When injury to the liver is acute or damage is limited, the liver can usually repair itself. However, repeated injury or damage occurring over many years can lead to the development of cirrhosis. Causes are wide-ranging but generally fall into one of several categories:
- Alcoholic—excessive alcohol use over time can lead to alcoholic liver disease and cirrhosis.
- Associated with hepatitis, such as viral hepatitis, autoimmune hepatitis and non-alcoholic fatty liver disease (NAFLD)
- Biliary—obstruction and/or damage to bile ducts
- Cardiac—congestive heart failure can eventually cause liver damage and cirrhosis
- Metabolic or inherited—these include diseases such as cystic fibrosis, hemochromatosis, and Wilson disease
- Drug or toxin-related (other than alcohol)
- Unknown—in about 10% of cases of cirrhosis, the cause is not known.

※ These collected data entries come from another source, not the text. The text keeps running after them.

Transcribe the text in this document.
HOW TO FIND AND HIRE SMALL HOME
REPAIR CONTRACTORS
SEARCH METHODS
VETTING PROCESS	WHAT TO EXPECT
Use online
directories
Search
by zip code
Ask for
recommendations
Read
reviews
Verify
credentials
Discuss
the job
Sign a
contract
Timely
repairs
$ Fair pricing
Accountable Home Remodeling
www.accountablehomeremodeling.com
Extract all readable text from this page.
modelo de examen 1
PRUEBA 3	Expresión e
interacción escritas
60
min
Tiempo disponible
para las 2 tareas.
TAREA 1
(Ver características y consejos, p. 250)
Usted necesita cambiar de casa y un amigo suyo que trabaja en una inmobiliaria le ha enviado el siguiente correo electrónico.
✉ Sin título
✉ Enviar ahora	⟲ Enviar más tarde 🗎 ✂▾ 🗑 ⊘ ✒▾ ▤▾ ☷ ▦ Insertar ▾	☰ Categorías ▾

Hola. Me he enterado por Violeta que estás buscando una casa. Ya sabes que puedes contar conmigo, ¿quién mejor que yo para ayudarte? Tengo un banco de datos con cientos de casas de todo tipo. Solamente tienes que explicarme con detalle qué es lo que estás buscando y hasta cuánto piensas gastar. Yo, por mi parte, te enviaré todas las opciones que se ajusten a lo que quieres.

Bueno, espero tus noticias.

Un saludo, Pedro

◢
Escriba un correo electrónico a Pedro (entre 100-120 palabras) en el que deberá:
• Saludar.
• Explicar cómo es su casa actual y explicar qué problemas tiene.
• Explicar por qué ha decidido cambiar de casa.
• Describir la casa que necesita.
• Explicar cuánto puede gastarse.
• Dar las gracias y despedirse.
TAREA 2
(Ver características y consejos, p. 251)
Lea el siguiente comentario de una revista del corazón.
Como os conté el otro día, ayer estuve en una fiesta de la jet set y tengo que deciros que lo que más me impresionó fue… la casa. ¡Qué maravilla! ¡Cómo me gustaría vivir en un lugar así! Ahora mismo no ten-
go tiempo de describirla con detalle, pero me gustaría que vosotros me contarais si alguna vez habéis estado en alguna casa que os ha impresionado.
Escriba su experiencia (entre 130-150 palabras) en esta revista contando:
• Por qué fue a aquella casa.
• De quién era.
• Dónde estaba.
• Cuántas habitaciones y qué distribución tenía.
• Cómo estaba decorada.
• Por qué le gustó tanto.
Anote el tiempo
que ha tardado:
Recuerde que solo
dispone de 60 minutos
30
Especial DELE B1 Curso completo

The frequency of these causes varies by population and geographic region. In the United States, about half of the cases of cirrhosis are caused by chronic hepatitis C infection and chronic alcohol abuse (alcoholism).
Chronic hepatitis B infection (sometimes with hepatitis D co-infection) causes a significant number of cases and is a major cause in many parts of the world. Nonalcoholic fatty liver disease (NAFLD) and nonalcoholic steatohepatitis (NASH) are significant non-infectious causes of cirrhosis, and the frequency of this cause is increasing.